I suggested to my nephew nothing in return, not because there aren't useful commentaries on what I believe, but because I have no desire to try to convince him or any Christian of anything, or to question, or try to induce them to question, their beliefs. I’m perfectly content for to have different religious views from my friends and relatives, and only hope that they can be marked by mutual respect. Of course, no one follows, to any considerable extent, a religious tradition, without being convinced that it comes closer to Truth with a capital T than other traditions. That doesn’t mean, though, that he can’t respect those who have come to different conclusions, even if he believes they would be better off if they believed as he does, which of course is equally inevitable.

I think it is inherent in any religion, to at least some degree, that intuition, (or faith, if you prefer), is involved. Thus, the holding of belief or practice is in some degree dependent upon logically or factually indefensible acceptance of specific statements of belief taught or related by past spiritual teachers on whom one chooses to rely. Religious doctrine, again all but by definition, will necessarily contain that which is not falsifiable (or verifiable), and which is necessarily open to the charge, by those who choose not to believe in it, of being arbitrary. Were it otherwise, the doctrine under examination would be provably true, and would cross over from being religion to being science, and denial of such doctrine would go from being an intellectually defensible difference of choice to being mere stupidity. Yet most (not all) people find that if all they are willing to accept, or practice, must be derived from that which can be verified, i.e., that which is science, there is something missing, something important to their well-being. Thus, they make a conscious (or sometimes unconscious) choice to rely on intuition, or faith, and accept as true certain spiritual elements which they find irresistible, regardless of proof. In simpler terms, they choose to believe something not because it’s provably true, but because it seems to them that it just must be true; i.e. they feel it to be true. As an aside, the fact that many of these spiritual elements are in fact common to most spiritual traditions is at least suggestive of their universal truth.

Still, this lack of possibility of proof of spiritual belief is the uncrackable nut: just as the old saw says de gustibus non est disputandum, it is equally true that you can’t usefully argue logically about faith, or intuitive belief.

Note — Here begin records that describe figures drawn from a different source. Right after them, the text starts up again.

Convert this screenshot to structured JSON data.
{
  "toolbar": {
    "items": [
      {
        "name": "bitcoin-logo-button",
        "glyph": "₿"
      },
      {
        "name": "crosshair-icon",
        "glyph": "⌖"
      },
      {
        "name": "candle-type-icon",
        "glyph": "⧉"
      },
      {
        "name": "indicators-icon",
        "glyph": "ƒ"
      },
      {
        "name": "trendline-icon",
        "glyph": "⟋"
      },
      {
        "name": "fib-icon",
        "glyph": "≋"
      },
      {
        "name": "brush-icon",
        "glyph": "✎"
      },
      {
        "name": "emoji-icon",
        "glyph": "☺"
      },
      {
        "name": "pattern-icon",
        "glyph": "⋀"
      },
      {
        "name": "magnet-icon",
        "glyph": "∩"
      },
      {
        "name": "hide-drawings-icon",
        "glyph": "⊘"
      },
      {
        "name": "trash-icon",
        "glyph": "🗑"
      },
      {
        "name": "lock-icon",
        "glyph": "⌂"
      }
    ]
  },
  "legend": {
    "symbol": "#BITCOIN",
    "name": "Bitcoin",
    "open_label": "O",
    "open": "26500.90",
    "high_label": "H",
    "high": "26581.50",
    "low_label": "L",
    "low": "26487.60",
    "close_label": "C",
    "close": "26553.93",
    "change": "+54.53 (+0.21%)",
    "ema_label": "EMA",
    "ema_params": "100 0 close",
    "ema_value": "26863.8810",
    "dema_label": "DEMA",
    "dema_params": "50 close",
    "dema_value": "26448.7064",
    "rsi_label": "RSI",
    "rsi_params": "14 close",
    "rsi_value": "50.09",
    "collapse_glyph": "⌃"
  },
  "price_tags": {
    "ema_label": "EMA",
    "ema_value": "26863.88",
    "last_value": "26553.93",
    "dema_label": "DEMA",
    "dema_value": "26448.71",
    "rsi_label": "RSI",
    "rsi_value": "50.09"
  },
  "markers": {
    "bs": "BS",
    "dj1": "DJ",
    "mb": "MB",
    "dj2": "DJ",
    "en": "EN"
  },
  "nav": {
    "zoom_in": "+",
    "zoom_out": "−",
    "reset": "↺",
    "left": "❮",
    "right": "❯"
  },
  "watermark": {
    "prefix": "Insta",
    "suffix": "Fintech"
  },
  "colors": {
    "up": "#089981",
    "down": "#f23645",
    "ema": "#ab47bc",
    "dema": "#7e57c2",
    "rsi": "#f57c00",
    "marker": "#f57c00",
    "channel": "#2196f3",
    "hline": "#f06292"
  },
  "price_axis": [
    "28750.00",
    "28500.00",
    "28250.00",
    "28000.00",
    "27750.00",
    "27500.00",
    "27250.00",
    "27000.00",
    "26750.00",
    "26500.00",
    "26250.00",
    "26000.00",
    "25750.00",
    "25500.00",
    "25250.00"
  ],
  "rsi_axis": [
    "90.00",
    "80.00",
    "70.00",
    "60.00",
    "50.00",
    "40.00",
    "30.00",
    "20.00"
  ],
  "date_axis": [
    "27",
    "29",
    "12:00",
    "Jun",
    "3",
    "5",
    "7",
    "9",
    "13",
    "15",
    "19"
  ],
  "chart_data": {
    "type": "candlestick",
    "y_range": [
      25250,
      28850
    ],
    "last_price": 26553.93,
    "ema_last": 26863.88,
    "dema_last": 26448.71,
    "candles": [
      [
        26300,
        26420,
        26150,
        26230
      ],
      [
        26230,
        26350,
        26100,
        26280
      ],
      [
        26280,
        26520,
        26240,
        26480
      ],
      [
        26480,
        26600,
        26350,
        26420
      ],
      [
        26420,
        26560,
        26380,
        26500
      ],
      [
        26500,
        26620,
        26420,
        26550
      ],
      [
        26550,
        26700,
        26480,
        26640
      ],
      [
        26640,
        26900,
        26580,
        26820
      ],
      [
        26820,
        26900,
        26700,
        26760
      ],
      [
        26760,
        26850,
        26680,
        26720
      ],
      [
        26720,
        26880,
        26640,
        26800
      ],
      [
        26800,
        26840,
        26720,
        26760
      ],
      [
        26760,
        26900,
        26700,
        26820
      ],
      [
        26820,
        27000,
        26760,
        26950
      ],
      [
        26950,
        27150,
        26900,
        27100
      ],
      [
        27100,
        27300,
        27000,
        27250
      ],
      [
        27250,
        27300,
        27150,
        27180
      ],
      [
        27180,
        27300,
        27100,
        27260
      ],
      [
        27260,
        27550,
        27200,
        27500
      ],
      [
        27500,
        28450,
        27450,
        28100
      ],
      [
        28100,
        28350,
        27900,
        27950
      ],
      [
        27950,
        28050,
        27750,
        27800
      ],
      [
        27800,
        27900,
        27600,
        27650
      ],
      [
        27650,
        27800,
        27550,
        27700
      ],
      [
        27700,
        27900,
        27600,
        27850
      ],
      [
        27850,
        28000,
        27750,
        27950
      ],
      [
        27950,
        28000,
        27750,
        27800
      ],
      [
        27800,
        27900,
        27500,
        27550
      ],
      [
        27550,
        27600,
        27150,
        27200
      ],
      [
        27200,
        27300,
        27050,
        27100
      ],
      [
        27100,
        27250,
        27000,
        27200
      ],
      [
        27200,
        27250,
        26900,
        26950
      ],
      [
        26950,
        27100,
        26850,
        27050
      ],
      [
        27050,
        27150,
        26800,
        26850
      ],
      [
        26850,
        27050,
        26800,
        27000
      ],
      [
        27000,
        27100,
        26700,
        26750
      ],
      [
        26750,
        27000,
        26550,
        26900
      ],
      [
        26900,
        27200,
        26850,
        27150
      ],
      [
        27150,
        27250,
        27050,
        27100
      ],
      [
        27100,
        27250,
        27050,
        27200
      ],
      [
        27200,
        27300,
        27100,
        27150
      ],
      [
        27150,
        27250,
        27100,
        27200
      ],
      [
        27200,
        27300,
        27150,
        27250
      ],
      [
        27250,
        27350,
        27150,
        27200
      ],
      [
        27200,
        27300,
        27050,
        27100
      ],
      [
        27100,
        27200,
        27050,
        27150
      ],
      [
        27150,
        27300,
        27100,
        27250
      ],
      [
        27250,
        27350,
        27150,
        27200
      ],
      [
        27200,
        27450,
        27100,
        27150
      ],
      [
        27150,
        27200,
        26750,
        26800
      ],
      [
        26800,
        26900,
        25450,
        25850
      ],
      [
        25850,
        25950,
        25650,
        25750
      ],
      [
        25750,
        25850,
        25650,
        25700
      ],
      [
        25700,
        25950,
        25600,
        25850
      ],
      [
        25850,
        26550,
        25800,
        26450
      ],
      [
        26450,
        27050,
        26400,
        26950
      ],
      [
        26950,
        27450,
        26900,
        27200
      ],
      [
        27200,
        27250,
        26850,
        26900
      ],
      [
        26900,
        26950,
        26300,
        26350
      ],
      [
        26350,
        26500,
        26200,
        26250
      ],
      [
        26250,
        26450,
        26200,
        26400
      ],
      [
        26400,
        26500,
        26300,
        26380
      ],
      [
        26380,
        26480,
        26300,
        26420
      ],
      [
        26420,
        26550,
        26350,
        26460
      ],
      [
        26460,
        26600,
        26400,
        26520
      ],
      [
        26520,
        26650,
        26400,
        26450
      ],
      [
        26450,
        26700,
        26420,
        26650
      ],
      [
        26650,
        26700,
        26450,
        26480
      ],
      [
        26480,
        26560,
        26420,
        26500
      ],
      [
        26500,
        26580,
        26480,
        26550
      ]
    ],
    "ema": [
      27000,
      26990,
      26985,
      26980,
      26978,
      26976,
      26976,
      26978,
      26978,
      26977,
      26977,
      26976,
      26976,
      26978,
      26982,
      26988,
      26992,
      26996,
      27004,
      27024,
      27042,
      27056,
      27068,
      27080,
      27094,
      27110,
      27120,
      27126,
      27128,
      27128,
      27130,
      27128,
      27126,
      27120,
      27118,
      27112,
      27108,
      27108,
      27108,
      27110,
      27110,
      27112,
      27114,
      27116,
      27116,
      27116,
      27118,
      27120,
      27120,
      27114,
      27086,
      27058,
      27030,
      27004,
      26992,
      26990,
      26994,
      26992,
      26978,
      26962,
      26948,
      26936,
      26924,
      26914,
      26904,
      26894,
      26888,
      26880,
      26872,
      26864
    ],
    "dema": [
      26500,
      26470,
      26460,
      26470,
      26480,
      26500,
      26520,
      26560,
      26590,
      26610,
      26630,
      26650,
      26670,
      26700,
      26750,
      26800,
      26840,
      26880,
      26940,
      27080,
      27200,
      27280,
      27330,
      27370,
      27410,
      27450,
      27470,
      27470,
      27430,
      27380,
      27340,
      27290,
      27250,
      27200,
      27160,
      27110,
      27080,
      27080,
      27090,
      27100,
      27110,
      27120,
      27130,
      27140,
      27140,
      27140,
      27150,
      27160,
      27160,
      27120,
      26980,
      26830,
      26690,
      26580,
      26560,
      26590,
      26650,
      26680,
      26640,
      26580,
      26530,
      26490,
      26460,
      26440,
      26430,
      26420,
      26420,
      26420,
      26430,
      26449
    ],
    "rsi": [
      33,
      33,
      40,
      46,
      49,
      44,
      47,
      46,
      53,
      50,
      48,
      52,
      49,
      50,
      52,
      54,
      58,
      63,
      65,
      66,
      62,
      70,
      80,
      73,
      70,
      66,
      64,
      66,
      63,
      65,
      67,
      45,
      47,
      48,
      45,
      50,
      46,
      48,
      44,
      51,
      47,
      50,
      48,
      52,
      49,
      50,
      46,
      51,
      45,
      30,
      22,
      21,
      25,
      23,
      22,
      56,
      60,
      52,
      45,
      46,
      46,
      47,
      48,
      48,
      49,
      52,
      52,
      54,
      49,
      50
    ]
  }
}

These are ultimately personal matters, apart from the ethical and moral standards which we accept as societal conventions in the interests of public order, insisting not on belief in their truth but in obedience to their form, under compulsion, as the price of living in society. This is the borderland not between religion and science but between religion and law, which of course gives rise to a whole series of other disagreements, based on how people view ethics, but these cross the frontiers of religious categories as well.

Sometimes someone (usually a young person) is seeking something, and is open to suggestion about matters of intuition or faith. And sometimes people’s beliefs gradually evolve, or even spontaneously and suddenly change, in a process common enough that there’s a word for it: epiphany. But usually there are no logical arguments, and no amount of cajoling, short of brainwashing techniques, which will convince someone to change his mind about these essentially non-rational beliefs, on which all religions ultimately rely to at least some extent.